– Ладно. Ты думал над моим предложением?
Вопрос показался мне настолько абсурдным, что я с трудом удержался от смеха.
– Да.
– И что?
– Хочу кое-что выяснить. – Силен молча ждал продолжения. – Чего ради я должен соглашаться? Вы упоминали о том, что без документов я никто. Между прочим, в города я соваться и не собираюсь. Отсидеться на болотах куда проще, чем бежать с Гипериона с вашей малолетней подружкой. И потом, власти считают, что я мертв, поэтому никому и в голову не придет искать Рауля Эндимиона, и он совершенно спокойно может вернуться к своим родичам. Правильно? Так с какой стати мне браться за это дело?
– А с такой, – ухмыльнулся поэт. – Ты ведь хочешь быть героем, верно?
Я презрительно фыркнул и положил руки на скатерть, на фоне которой мои пальцы выглядели мясистыми обрубками.
– Ты хочешь быть героем, – повторил Силен. – Одним из тех, кто творит историю, а не просто наблюдает за событиями, которые обтекают его, словно вода – лежащий на ее пути камень.
– Не понимаю, о чем вы толкуете. – Естественно, я все прекрасно понимал, за исключением одного – откуда он так хорошо меня знает?
– Я тебя знаю, – произнес Мартин Силен, словно угадав, о чем я думаю.

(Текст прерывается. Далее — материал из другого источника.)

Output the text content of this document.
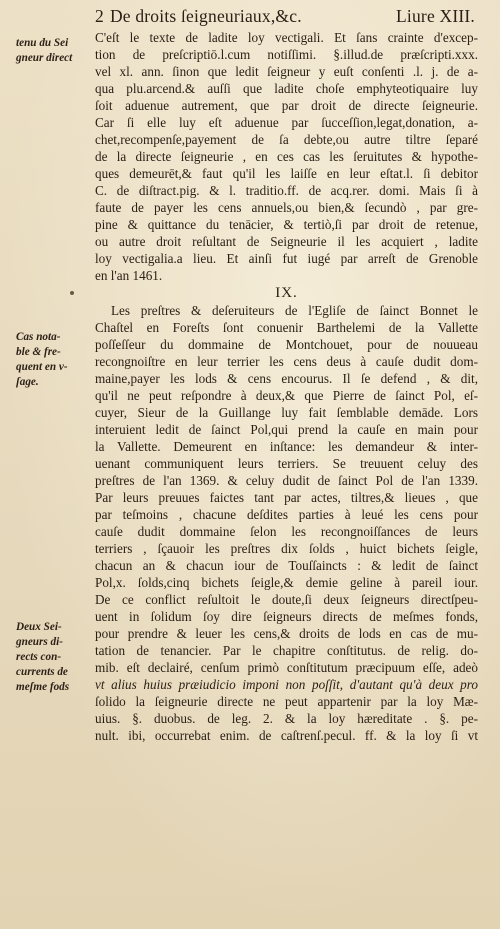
2 De droits ſeigneuriaux,&c.	Liure XIII.
tenu du Sei
gneur direct
Cas nota-
ble & fre-
quent en v-
ſage.
Deux Sei-
gneurs di-
rects con-
currents de
meſme fods
C'eſt le texte de ladite loy vectigali. Et ſans crainte d'excep-
tion de preſcriptiō.l.cum notiſſimi. §.illud.de præſcripti.xxx.
vel xl. ann. ſinon que ledit ſeigneur y euſt conſenti .l. j. de a-
qua plu.arcend.& auſſi que ladite choſe emphyteotiquaire luy
ſoit aduenue autrement, que par droit de directe ſeigneurie.
Car ſi elle luy eſt aduenue par ſucceſſion,legat,donation, a-
chet,recompenſe,payement de ſa debte,ou autre tiltre ſeparé
de la directe ſeigneurie , en ces cas les ſeruitutes & hypothe-
ques demeurēt,& faut qu'il les laiſſe en leur eſtat.l. ſi debitor
C. de diſtract.pig. & l. traditio.ff. de acq.rer. domi. Mais ſi à
faute de payer les cens annuels,ou bien,& ſecundò , par gre-
pine & quittance du tenācier, & tertiò,ſi par droit de retenue,
ou autre droit reſultant de Seigneurie il les acquiert , ladite
loy vectigalia.a lieu. Et ainſi fut iugé par arreſt de Grenoble
en l'an 1461.
IX.
Les preſtres & deſeruiteurs de l'Egliſe de ſainct Bonnet le
Chaſtel en Foreſts ſont conuenir Barthelemi de la Vallette
poſſeſſeur du dommaine de Montchouet, pour de nouueau
recongnoiſtre en leur terrier les cens deus à cauſe dudit dom-
maine,payer les lods & cens encourus. Il ſe defend , & dit,
qu'il ne peut reſpondre à deux,& que Pierre de ſainct Pol, eſ-
cuyer, Sieur de la Guillange luy fait ſemblable demāde. Lors
interuient ledit de ſainct Pol,qui prend la cauſe en main pour
la Vallette. Demeurent en inſtance: les demandeur & inter-
uenant communiquent leurs terriers. Se treuuent celuy des
preſtres de l'an 1369. & celuy dudit de ſainct Pol de l'an 1339.
Par leurs preuues faictes tant par actes, tiltres,& lieues , que
par teſmoins , chacune deſdites parties à leué les cens pour
cauſe dudit dommaine ſelon les recongnoiſſances de leurs
terriers , ſçauoir les preſtres dix ſolds , huict bichets ſeigle,
chacun an & chacun iour de Touſſaincts : & ledit de ſainct
Pol,x. ſolds,cinq bichets ſeigle,& demie geline à pareil iour.
De ce conflict reſultoit le doute,ſi deux ſeigneurs directſpeu-
uent in ſolidum ſoy dire ſeigneurs directs de meſmes fonds,
pour prendre & leuer les cens,& droits de lods en cas de mu-
tation de tenancier. Par le chapitre conſtitutus. de relig. do-
mib. eſt declairé, cenſum primò conſtitutum præcipuum eſſe, adeò
vt alius huius præiudicio imponi non poſſit, d'autant qu'à deux pro
ſolido la ſeigneurie directe ne peut appartenir par la loy Mæ-
uius. §. duobus. de leg. 2. & la loy hæreditate . §. pe-
nult. ibi, occurrebat enim. de caſtrenſ.pecul. ff. & la loy ſi vt
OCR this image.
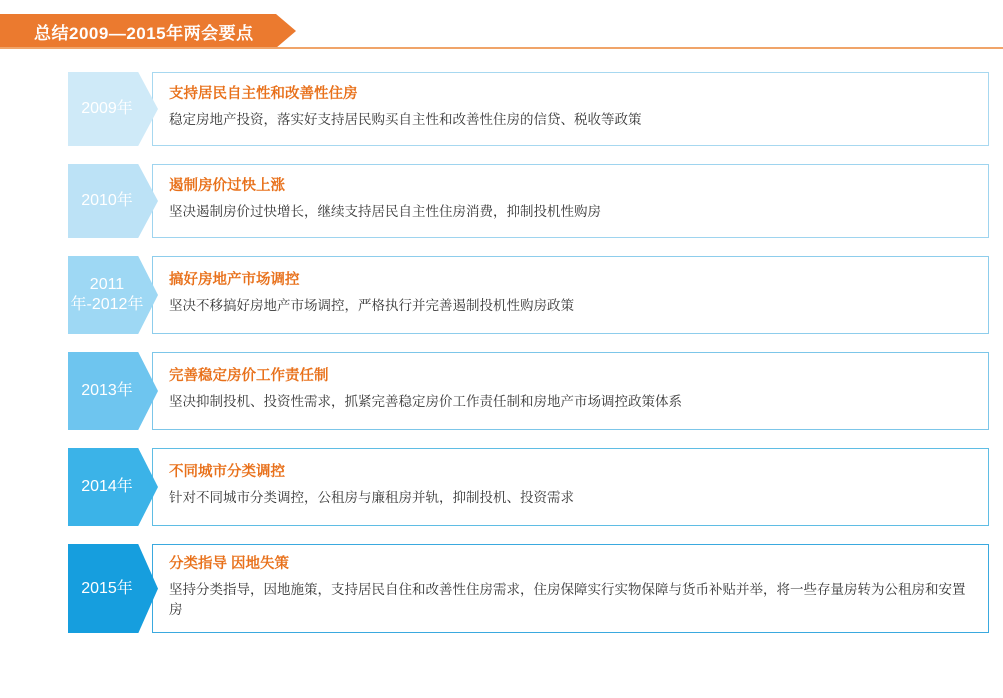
总结2009—2015年两会要点
2009年
支持居民自主性和改善性住房
稳定房地产投资，落实好支持居民购买自主性和改善性住房的信贷、税收等政策
2010年
遏制房价过快上涨
坚决遏制房价过快增长，继续支持居民自主性住房消费，抑制投机性购房
2011年-2012年
搞好房地产市场调控
坚决不移搞好房地产市场调控，严格执行并完善遏制投机性购房政策
2013年
完善稳定房价工作责任制
坚决抑制投机、投资性需求，抓紧完善稳定房价工作责任制和房地产市场调控政策体系
2014年
不同城市分类调控
针对不同城市分类调控，公租房与廉租房并轨，抑制投机、投资需求
2015年
分类指导 因地失策
坚持分类指导，因地施策，支持居民自住和改善性住房需求，住房保障实行实物保障与货币补贴并举，将一些存量房转为公租房和安置房
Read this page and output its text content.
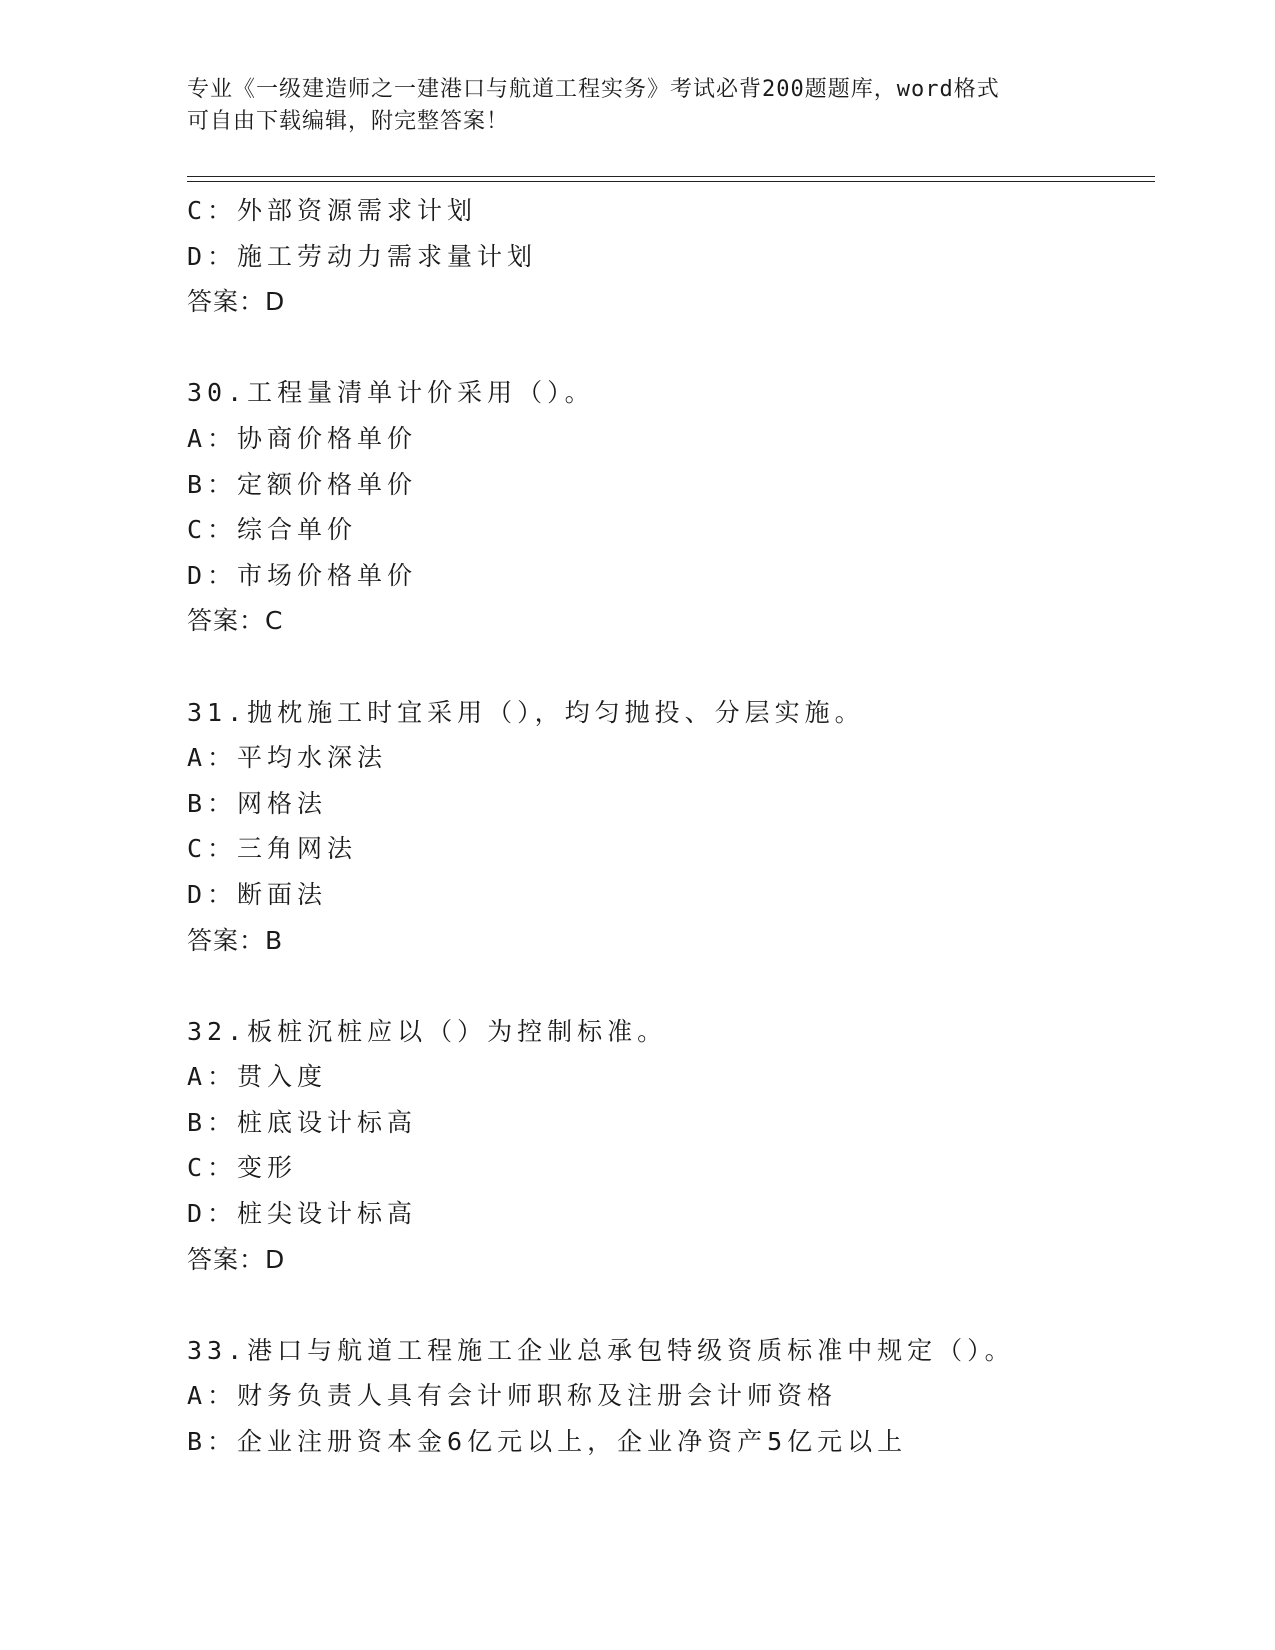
专业《一级建造师之一建港口与航道工程实务》考试必背200题题库，word格式
可自由下载编辑，附完整答案！
C：外部资源需求计划
D：施工劳动力需求量计划
答案：D
30.工程量清单计价采用（）。
A：协商价格单价
B：定额价格单价
C：综合单价
D：市场价格单价
答案：C
31.抛枕施工时宜采用（），均匀抛投、分层实施。
A：平均水深法
B：网格法
C：三角网法
D：断面法
答案：B
32.板桩沉桩应以（）为控制标准。
A：贯入度
B：桩底设计标高
C：变形
D：桩尖设计标高
答案：D
33.港口与航道工程施工企业总承包特级资质标准中规定（）。
A：财务负责人具有会计师职称及注册会计师资格
B：企业注册资本金6亿元以上，企业净资产5亿元以上
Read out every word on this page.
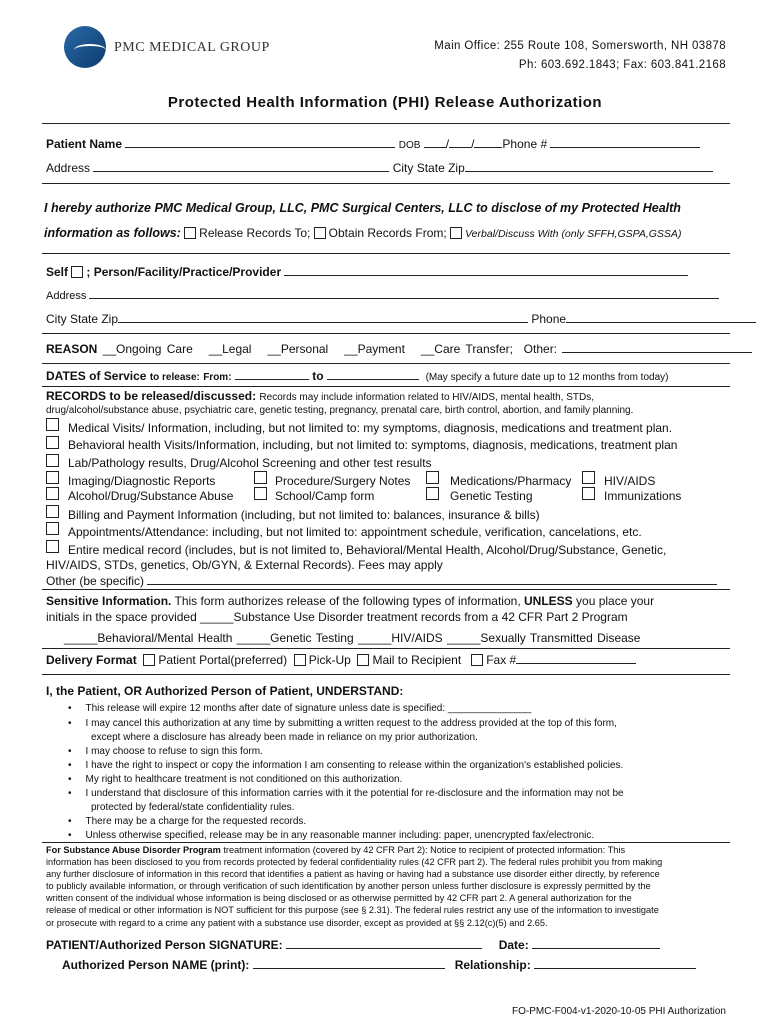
PMC MEDICAL GROUP	Main Office: 255 Route 108, Somersworth, NH 03878
Ph: 603.692.1843; Fax: 603.841.2168
Protected Health Information (PHI) Release Authorization
Patient Name	DOB / / Phone #
Address	City State Zip
I hereby authorize PMC Medical Group, LLC, PMC Surgical Centers, LLC to disclose of my Protected Health
information as follows: Release Records To; Obtain Records From; Verbal/Discuss With (only SFFH,GSPA,GSSA)
Self ; Person/Facility/Practice/Provider
Address
City State Zip	Phone
REASON __Ongoing Care __Legal __Personal __Payment __Care Transfer; Other:
DATES of Service to release: From:	to	(May specify a future date up to 12 months from today)
RECORDS to be released/discussed: Records may include information related to HIV/AIDS, mental health, STDs,
drug/alcohol/substance abuse, psychiatric care, genetic testing, pregnancy, prenatal care, birth control, abortion, and family planning.
Medical Visits/ Information, including, but not limited to: my symptoms, diagnosis, medications and treatment plan.
Behavioral health Visits/Information, including, but not limited to: symptoms, diagnosis, medications, treatment plan
Lab/Pathology results, Drug/Alcohol Screening and other test results
Imaging/Diagnostic Reports	Procedure/Surgery Notes	Medications/Pharmacy	HIV/AIDS
Alcohol/Drug/Substance Abuse	School/Camp form	Genetic Testing	Immunizations
Billing and Payment Information (including, but not limited to: balances, insurance & bills)
Appointments/Attendance: including, but not limited to: appointment schedule, verification, cancelations, etc.
Entire medical record (includes, but is not limited to, Behavioral/Mental Health, Alcohol/Drug/Substance, Genetic,
HIV/AIDS, STDs, genetics, Ob/GYN, & External Records). Fees may apply
Other (be specific)
Sensitive Information. This form authorizes release of the following types of information, UNLESS you place your
initials in the space provided _____Substance Use Disorder treatment records from a 42 CFR Part 2 Program
_____Behavioral/Mental Health _____Genetic Testing _____HIV/AIDS _____Sexually Transmitted Disease
Delivery Format Patient Portal(preferred) Pick-Up Mail to Recipient Fax #
I, the Patient, OR Authorized Person of Patient, UNDERSTAND:
• This release will expire 12 months after date of signature unless date is specified: _______________
• I may cancel this authorization at any time by submitting a written request to the address provided at the top of this form,
except where a disclosure has already been made in reliance on my prior authorization.
• I may choose to refuse to sign this form.
• I have the right to inspect or copy the information I am consenting to release within the organization's established policies.
• My right to healthcare treatment is not conditioned on this authorization.
• I understand that disclosure of this information carries with it the potential for re-disclosure and the information may not be
protected by federal/state confidentiality rules.
• There may be a charge for the requested records.
• Unless otherwise specified, release may be in any reasonable manner including: paper, unencrypted fax/electronic.
For Substance Abuse Disorder Program treatment information (covered by 42 CFR Part 2): Notice to recipient of protected information: This
information has been disclosed to you from records protected by federal confidentiality rules (42 CFR part 2). The federal rules prohibit you from making
any further disclosure of information in this record that identifies a patient as having or having had a substance use disorder either directly, by reference
to publicly available information, or through verification of such identification by another person unless further disclosure is expressly permitted by the
written consent of the individual whose information is being disclosed or as otherwise permitted by 42 CFR part 2. A general authorization for the
release of medical or other information is NOT sufficient for this purpose (see § 2.31). The federal rules restrict any use of the information to investigate
or prosecute with regard to a crime any patient with a substance use disorder, except as provided at §§ 2.12(c)(5) and 2.65.
PATIENT/Authorized Person SIGNATURE:	Date:
Authorized Person NAME (print):	Relationship:
FO-PMC-F004-v1-2020-10-05 PHI Authorization
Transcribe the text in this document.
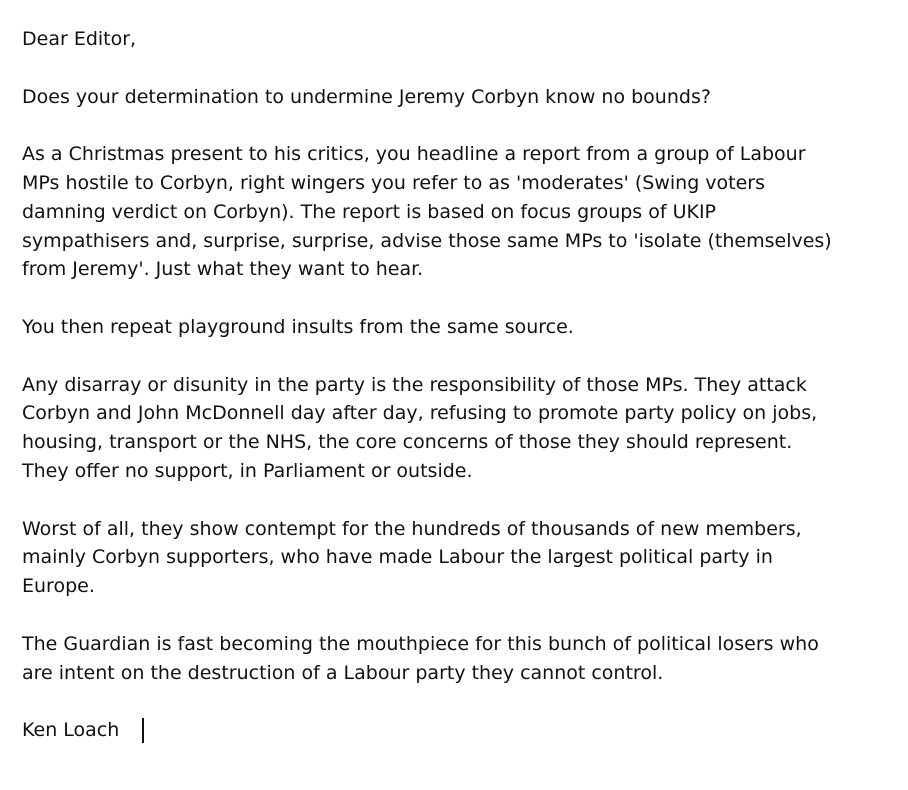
Dear Editor,

Does your determination to undermine Jeremy Corbyn know no bounds?

As a Christmas present to his critics, you headline a report from a group of Labour
MPs hostile to Corbyn, right wingers you refer to as 'moderates' (Swing voters
damning verdict on Corbyn). The report is based on focus groups of UKIP
sympathisers and, surprise, surprise, advise those same MPs to 'isolate (themselves)
from Jeremy'. Just what they want to hear.

You then repeat playground insults from the same source.

Any disarray or disunity in the party is the responsibility of those MPs. They attack
Corbyn and John McDonnell day after day, refusing to promote party policy on jobs,
housing, transport or the NHS, the core concerns of those they should represent.
They offer no support, in Parliament or outside.

Worst of all, they show contempt for the hundreds of thousands of new members,
mainly Corbyn supporters, who have made Labour the largest political party in
Europe.

The Guardian is fast becoming the mouthpiece for this bunch of political losers who
are intent on the destruction of a Labour party they cannot control.

Ken Loach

Пожалуй, стоит сказать, что мысль о телепатии мне в голову не приходила. Во-первых, я не верю в телепатию – точнее, не верил тогда; а во-вторых, я догадывался, что дело тут скорее в бесценном опыте. Человек, проживший без малого тысячу стандартных лет, даже если он выжил из ума, наверняка способен практически безошибочно читать выражения лиц и «язык тела».
Или же это было простым совпадением, удачной догадкой.
– Я не хочу быть героем. Когда моя бригада сражалась с повстанцами на южном континенте, я видел, чем кончали герои.
– А, на Урсе, – пробормотал Силен. – Южный полярный медведь, самая бесполезная на всем Гиперионе куча грязи и льда. Помнится, я что-то слышал о тамошних беспорядках.
Война на Урсе длилась восемь гиперионских лет, в ней погибли тысячи юнцов, записавшихся по глупости в Силы Самообороны. Похоже, старик не представляет, о чем говорит.
– Герои не те, кто подставляет грудь под плазменные гранаты. – Силен облизнулся, будто ящерица. – Я разумею настоящего героя, доблестного и благородного настолько, что ему воздают почести как божеству. Героя в буквальном смысле слова, центральное действующее лицо динамичного сюжета, того, чьи ошибки неминуемо оборачиваются гибелью. – Он выжидательно поглядел на меня, а когда понял, что я буду молчать и дальше, спросил: – Или ты не совершаешь трагических ошибок и не любишь динамичные сюжеты?
– Я не хочу быть героем.
Силен склонился над чашкой кофе. Когда он поднял голову, в его глазах мелькнул озорной огонек.
– Где ты стрижешься, паренек?
– Простите?
– Волосы у тебя длинные, но не растрепанные. – Он снова облизнулся. – Где ты их стрижешь?
– Если застреваю на болотах, – ответил я со вздохом, – то стригу сам, а когда попадаю в Порт-Романтик, захожу в парикмахерскую на Дату-стрит.
– Ага! – Силен откинулся на спинку кресла. – Знаю, знаю. Это в Ночном квартале, верно? Скорее переулок, чем настоящая улица. Там был рынок, на котором продавали живых хорьков в золоченых клетках. Стригли прямо на улице, а лучшая парикмахерская принадлежала человеку по имени Палани Ву. У него было шесть сыновей, и когда очередной из них становился взрослым, Палани добавлял новое кресло. – Поэт посмотрел на меня, и я вновь поразился выражению его глаз. – Это было сто лет назад.
– Я стригусь в парикмахерской Палани. Ею владеет его правнук Калакауа. А кресел там по-прежнему шесть.
– Так-так, – пробормотал поэт. – Немногое изменилось на нашем милом Гиперионе, а, Рауль?